Investigators believe more than 200,000 tyres were moved from countries such as France and Spain over the last five years in the illegal trading scheme (Photo: Interpol)

The Spanish Guardia Civil, with the support of Europol and Ameripol, has dismantled a criminal group illegally trading used tyres in several countries across Africa, America and Europe.

As part of Operation ROTAMM, the Guardia Civil dismantled a criminal group operating from Spain that acquired used tyres and sold them illegally in Africa, America and Europe. The operation involved 17 countries from the three continents. It is estimated that the criminal organisation could have obtained net profits amounting to nearly 2 million euros.

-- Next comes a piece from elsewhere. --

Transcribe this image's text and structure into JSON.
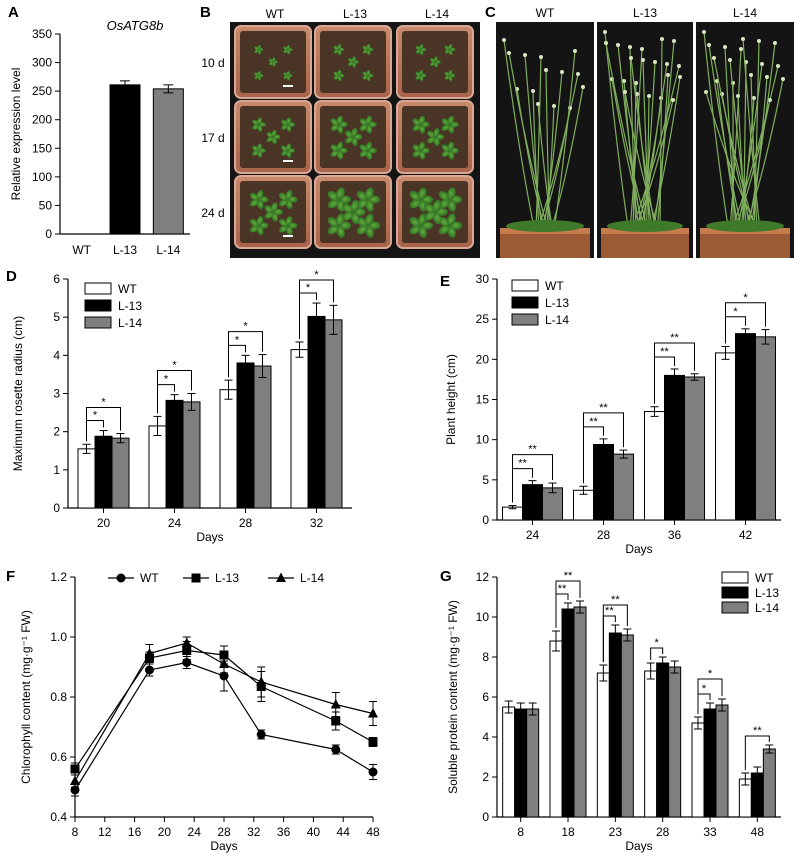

As a result of the investigations, nine people were arrested. In addition, criminal charges were pressed against another five individuals under investigation and 17 houses were searched. Investigators believe that this group could have illegally moved more than 200,000 tyres over the last five years.

The network acquired the used tyres in Spain and other European countries, particularly markets where tyres are generally changed early. Once in Spain, the tyres that were meant for disposal were instead sold to low-income third countries to be reused on vehicles.

Europol supported the investigation for six months and provided technical support, international coordination, reports and analysis on any new information received. This coordination was essential, as the commercial transactions involved countries such as Bulgaria, Germany, France, Poland and Portugal.

Outside Europe, the sale of tyres reached as far as Bolivia, Colombia, Congo, the Dominican Republic, El Salvador, Ghana, Mauritania, Panama, Paraguay, Puerto Rico and Senegal.

“Environmental Crime for the purpose of illicit waste trafficking is a serious offence that results in substantial damages to the environment and generates hundreds of millions of euros in criminal profits,” states Jari Liukku, head of department at Europol’s European Serious and Organised Crime Centre. “In the EU, the trafficking of illicit waste is typically carried out by major organised crime groups operating globally with the assistance of legal business structures, corruption and money laundering activities. In the fight against organised crime, international police cooperation is paramount. This case represents yet another success of Europol’s international approach, but enormous challenges still lie ahead.”